Later, we see Machiste return to Valgos. To the evil sorcerer's surprise me moves to free Mariah: he's out of Valgos's control. Morgan starts to shoot Valgos, but Mera reminds him the wizard controls Aquaman's body. Or does he?


Our heroes make it out of the skull, but there's no sign of  Valgos--until the giant skull begins to rise out of the muck, attached to a whole giant body, with Valgos in the jewel on its forehead.


With the help of Mera's water powers, Aquaman jumps up and punches through the jewel, grabbing Valgos.

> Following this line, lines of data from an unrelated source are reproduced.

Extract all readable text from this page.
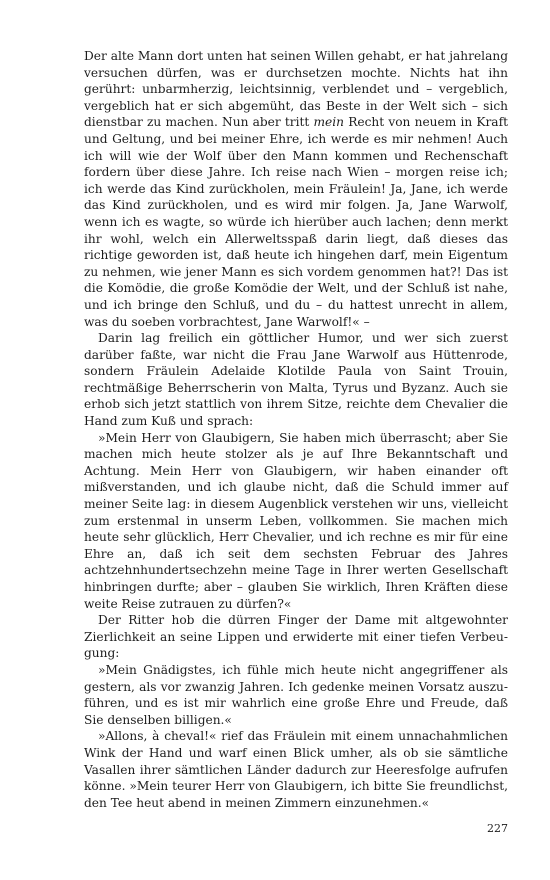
Der alte Mann dort unten hat seinen Willen gehabt, er hat jahrelang versuchen dürfen, was er durchsetzen mochte. Nichts hat ihn gerührt: unbarmherzig, leichtsinnig, verblendet und – vergeblich, vergeblich hat er sich abgemüht, das Beste in der Welt sich – sich dienstbar zu machen. Nun aber tritt mein Recht von neuem in Kraft und Geltung, und bei meiner Ehre, ich werde es mir nehmen! Auch ich will wie der Wolf über den Mann kommen und Rechenschaft fordern über diese Jahre. Ich reise nach Wien – morgen reise ich; ich werde das Kind zurückholen, mein Fräulein! Ja, Jane, ich werde das Kind zurückholen, und es wird mir folgen. Ja, Jane Warwolf, wenn ich es wagte, so würde ich hierüber auch lachen; denn merkt ihr wohl, welch ein Allerweltsspaß darin liegt, daß dieses das richtige geworden ist, daß heute ich hingehen darf, mein Eigentum zu nehmen, wie jener Mann es sich vordem genommen hat?! Das ist die Komödie, die große Komödie der Welt, und der Schluß ist nahe, und ich bringe den Schluß, und du – du hattest unrecht in allem, was du soeben vorbrachtest, Jane Warwolf!« –

Darin lag freilich ein göttlicher Humor, und wer sich zuerst darüber faßte, war nicht die Frau Jane Warwolf aus Hüttenrode, sondern Fräulein Adelaide Klotilde Paula von Saint Trouin, rechtmäßige Beherrscherin von Malta, Tyrus und Byzanz. Auch sie erhob sich jetzt stattlich von ihrem Sitze, reichte dem Chevalier die Hand zum Kuß und sprach:

»Mein Herr von Glaubigern, Sie haben mich überrascht; aber Sie machen mich heute stolzer als je auf Ihre Bekanntschaft und Achtung. Mein Herr von Glaubigern, wir haben einander oft mißverstanden, und ich glaube nicht, daß die Schuld immer auf meiner Seite lag: in diesem Augenblick verstehen wir uns, vielleicht zum erstenmal in unserm Leben, vollkommen. Sie machen mich heute sehr glücklich, Herr Chevalier, und ich rechne es mir für eine Ehre an, daß ich seit dem sechsten Februar des Jahres achtzehnhundertsechzehn meine Tage in Ihrer werten Gesellschaft hinbringen durfte; aber – glauben Sie wirklich, Ihren Kräften diese weite Reise zutrauen zu dürfen?«

Der Ritter hob die dürren Finger der Dame mit altgewohnter Zierlichkeit an seine Lippen und erwiderte mit einer tiefen Verbeugung:

»Mein Gnädigstes, ich fühle mich heute nicht angegriffener als gestern, als vor zwanzig Jahren. Ich gedenke meinen Vorsatz auszuführen, und es ist mir wahrlich eine große Ehre und Freude, daß Sie denselben billigen.«

»Allons, à cheval!« rief das Fräulein mit einem unnachahmlichen Wink der Hand und warf einen Blick umher, als ob sie sämtliche Vasallen ihrer sämtlichen Länder dadurch zur Heeresfolge aufrufen könne. »Mein teurer Herr von Glaubigern, ich bitte Sie freundlichst, den Tee heut abend in meinen Zimmern einzunehmen.«

227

With the jewel destroyed, the giant body crumbles. It turns out Valgos is dead and appears to have been for some time. Aquaman theorizes the jewel must have acted like a battery, holding on to his life-force.

The wizard defeated, Aquaman and Mera want a way home. Mongo says that might be tough, but Aquaman reminds him of what happened to the last wizard that crossed him.

Things to Notice:
  • All the covers are by Michael Kaluta.
  • Morgan has heard of Aquaman and knows the Justice League used to have their base in a cave.
  • Unlike every other superhero visitor, Aquaman and Mera don't adopt Skartarian clothes. Maybe they just didn't have time?
  • For some reason, Aquaman's and Mera's super-strength isn't in evidence here.
Where it comes from: 
Again, Dan Jurgens pens a Warlord crossover that gets the characters and the world right, for the most part (though he makes Morgan rather atagonistic to Aquaman for no good reason, other than that's just the way things work in crossovers).

This is the first time we've seen Mongo Ironhand since issue #98 (1985). How he got from the Age of the Wizard Kings to the present of Skartaris isn't explained.